C’est l’humoriste qui viendrait me surprendre dans la forme de la critique. Une critique, ça peut tellement prendre des formes différentes. Dans le livre je parle de Kafka, de Beckett, de Fortin, de Marc Ravaux. Donc, 4 artistes complètement différents. En fait, l’humoriste idéal, c’est celui qui arrive à surprendre ; à porter un regard sur le monde qui me chamboule ; qui m’amène à me questionner sur mon rapport à moi et la vie, sur mon rapport à la société. Ce que je ne trouve pas chez les humoristes de l’industrie. Ils ne chamboulent rien. Ils ne me questionnent pas.

Vous faites allusion à la différence, est-ce que cette notion de différence a quelque chose à voir avec la surprise ? Je pense qu’il y a un lien. Il faut qu’il marque la différence, si je comprends bien, l’humour idéal…

Oui, tout à fait. Idéal qui marque la différence. C’est même un mouvement intrinsèque alors. De manière plus générale, les artistes sont des gens qui repoussent les propres limites de leur art. Pour moi, les humoristes aussi sont appelés à faire cela, à transgresser les limites de leur propre art. C’est là où arrive cette différence-là, cette originalité-là. Sortir des sentiers battus qui vont évidemment devenir des sentiers battus pour ressortir différemment… C’est cet art-là de la surprise.

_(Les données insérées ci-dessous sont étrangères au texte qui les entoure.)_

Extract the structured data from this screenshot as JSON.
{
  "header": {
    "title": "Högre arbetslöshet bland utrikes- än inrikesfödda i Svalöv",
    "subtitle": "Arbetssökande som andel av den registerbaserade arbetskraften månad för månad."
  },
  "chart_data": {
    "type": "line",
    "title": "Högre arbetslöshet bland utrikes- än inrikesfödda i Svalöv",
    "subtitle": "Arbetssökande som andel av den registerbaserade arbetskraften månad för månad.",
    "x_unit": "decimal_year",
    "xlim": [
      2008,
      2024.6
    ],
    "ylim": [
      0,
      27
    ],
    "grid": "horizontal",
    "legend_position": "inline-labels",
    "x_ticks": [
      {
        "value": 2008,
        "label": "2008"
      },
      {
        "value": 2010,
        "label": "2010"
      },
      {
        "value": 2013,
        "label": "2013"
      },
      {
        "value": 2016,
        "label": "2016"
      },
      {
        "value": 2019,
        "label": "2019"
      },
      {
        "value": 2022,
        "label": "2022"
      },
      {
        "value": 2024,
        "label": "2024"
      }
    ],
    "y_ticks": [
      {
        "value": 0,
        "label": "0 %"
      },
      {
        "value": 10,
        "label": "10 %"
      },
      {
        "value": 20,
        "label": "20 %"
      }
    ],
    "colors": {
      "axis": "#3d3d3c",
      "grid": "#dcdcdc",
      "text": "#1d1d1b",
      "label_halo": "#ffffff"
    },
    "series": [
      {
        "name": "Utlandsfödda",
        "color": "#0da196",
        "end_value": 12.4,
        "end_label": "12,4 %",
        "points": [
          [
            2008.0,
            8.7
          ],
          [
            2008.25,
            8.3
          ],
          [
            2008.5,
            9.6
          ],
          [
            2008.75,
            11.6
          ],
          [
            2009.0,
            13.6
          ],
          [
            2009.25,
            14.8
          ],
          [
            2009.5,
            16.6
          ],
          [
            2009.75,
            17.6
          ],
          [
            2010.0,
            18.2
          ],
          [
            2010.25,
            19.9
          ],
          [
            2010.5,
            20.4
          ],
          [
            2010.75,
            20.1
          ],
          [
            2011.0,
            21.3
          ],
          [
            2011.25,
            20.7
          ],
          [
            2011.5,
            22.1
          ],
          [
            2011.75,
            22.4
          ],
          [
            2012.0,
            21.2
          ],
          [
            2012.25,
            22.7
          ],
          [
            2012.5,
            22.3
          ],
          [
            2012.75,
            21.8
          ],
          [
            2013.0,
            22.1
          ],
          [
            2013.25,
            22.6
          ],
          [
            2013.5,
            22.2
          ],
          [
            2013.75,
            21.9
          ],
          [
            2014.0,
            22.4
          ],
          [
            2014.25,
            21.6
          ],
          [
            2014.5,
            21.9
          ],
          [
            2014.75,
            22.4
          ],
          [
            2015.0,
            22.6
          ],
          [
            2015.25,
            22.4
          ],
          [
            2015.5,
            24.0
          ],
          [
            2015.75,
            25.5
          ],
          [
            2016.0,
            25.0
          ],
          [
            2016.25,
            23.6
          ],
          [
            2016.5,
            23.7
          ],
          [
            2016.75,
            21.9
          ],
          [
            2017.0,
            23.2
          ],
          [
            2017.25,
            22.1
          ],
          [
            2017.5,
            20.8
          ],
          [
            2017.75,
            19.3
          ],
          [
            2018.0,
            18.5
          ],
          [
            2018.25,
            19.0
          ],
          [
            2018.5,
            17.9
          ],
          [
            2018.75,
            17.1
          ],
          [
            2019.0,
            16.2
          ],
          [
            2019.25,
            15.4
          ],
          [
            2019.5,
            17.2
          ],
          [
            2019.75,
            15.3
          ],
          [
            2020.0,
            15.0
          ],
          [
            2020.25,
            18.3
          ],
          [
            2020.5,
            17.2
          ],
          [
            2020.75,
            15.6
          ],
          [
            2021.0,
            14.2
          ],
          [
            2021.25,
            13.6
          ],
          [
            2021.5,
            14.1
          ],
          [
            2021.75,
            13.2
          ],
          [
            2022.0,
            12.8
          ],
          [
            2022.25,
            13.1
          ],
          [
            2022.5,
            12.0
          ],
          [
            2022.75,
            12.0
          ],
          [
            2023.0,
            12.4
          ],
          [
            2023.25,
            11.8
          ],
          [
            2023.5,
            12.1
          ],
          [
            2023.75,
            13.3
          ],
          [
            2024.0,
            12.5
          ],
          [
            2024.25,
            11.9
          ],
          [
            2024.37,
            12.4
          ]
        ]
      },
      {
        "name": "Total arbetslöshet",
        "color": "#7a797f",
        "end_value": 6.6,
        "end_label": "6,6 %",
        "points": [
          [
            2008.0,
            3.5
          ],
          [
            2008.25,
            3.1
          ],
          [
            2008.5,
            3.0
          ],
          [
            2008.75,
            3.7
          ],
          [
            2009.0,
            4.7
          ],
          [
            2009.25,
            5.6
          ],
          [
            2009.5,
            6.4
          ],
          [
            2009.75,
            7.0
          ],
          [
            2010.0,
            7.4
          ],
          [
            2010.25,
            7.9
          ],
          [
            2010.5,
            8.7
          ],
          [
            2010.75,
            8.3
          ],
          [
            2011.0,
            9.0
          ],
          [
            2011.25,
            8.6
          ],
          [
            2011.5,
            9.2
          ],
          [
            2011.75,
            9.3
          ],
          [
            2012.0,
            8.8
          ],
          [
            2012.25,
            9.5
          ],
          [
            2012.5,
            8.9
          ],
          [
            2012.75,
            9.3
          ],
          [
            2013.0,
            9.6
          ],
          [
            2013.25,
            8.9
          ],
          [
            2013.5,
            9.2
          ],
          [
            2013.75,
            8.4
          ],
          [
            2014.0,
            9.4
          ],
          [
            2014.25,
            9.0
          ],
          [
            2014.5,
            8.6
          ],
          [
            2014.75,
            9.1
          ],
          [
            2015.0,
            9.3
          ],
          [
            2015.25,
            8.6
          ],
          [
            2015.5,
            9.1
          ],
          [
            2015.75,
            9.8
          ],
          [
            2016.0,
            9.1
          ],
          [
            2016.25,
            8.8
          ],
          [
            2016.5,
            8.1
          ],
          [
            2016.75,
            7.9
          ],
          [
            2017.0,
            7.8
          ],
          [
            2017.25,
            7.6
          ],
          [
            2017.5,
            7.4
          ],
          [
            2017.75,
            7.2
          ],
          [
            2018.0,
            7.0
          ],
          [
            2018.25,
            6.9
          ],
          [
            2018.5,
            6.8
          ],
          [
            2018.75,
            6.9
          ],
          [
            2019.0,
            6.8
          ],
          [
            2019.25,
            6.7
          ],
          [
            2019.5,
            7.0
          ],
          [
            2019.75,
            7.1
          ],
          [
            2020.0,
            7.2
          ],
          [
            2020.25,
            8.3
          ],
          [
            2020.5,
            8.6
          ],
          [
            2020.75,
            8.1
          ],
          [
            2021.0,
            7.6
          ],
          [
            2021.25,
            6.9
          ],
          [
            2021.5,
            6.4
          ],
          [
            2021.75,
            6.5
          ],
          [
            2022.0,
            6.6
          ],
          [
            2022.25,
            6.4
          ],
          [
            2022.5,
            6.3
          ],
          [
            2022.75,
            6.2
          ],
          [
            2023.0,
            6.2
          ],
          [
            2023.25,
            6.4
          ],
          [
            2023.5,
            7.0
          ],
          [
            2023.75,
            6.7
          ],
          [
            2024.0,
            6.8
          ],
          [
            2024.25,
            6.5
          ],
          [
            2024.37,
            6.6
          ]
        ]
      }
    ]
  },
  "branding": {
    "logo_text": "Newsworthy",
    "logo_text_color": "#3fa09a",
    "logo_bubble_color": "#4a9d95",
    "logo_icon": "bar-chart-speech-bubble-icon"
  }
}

Ce qui m’a surpris dans votre livre, favorablement d’ailleurs, c’est la référence à Sara, la maman d’Isaac, la conjointe d’Abraham, le père de la foi. En fait, Sarah, c’est souvent, dans la doxa, celle qui est présentée comme la « patronne » des femmes « stériles » et patientes où on dit : écoute, tu n’as pas d’enfant à 40 ans. Tu sais, Sarah… Elle a eu un enfant à 90 ans. Donc il faut avoir la patience de Sarah. Il faut prier. Et puis, Sara c’est celle qui a comme validé la polygamie aussi. Elle a recommandé à Abraham de prendre sa servante Agar pour qu’elle lui donne un enfant (Ismaël). Mais pourquoi avoir pensé à Sarah ? Qu’est-ce qui vous a amené à penser à Sarah ?

Vous semblez connaître toute l’histoire de Sarah. Mais j’ai lu plusieurs livres qui parlent de l’histoire des femmes. Le rire de SARAH revient très souvent. J’ai trouvé l’histoire formidable. De voir que le rire est dans la Bible. Le rire le plus intéressant pour moi c’est Sarah et Abraham. Un rire sous-cape, un rire critique qui est comme un défi à Dieu… Tomber enceinte et être bienheureuse.

On peut dire que vous avez été saisi par ce passage. C’est intéressant comme référence et c’est une belle surprise. En fait, on visualise Sarah en train de dire : Mais oh non ! Arrête de dire des blagues, Dieu, la ménopause et tout… 90 ans ! Pas du tout, c’est impossible.

En effet, c’est un rire d’enfant. C’est un rire enfantin, rieur de Dieu, mais c’est un rire discret, un rire retenu, mais que Dieu entend quand même. Abraham lui est à plat ventre et éclate de rire de manière beaucoup plus évidente.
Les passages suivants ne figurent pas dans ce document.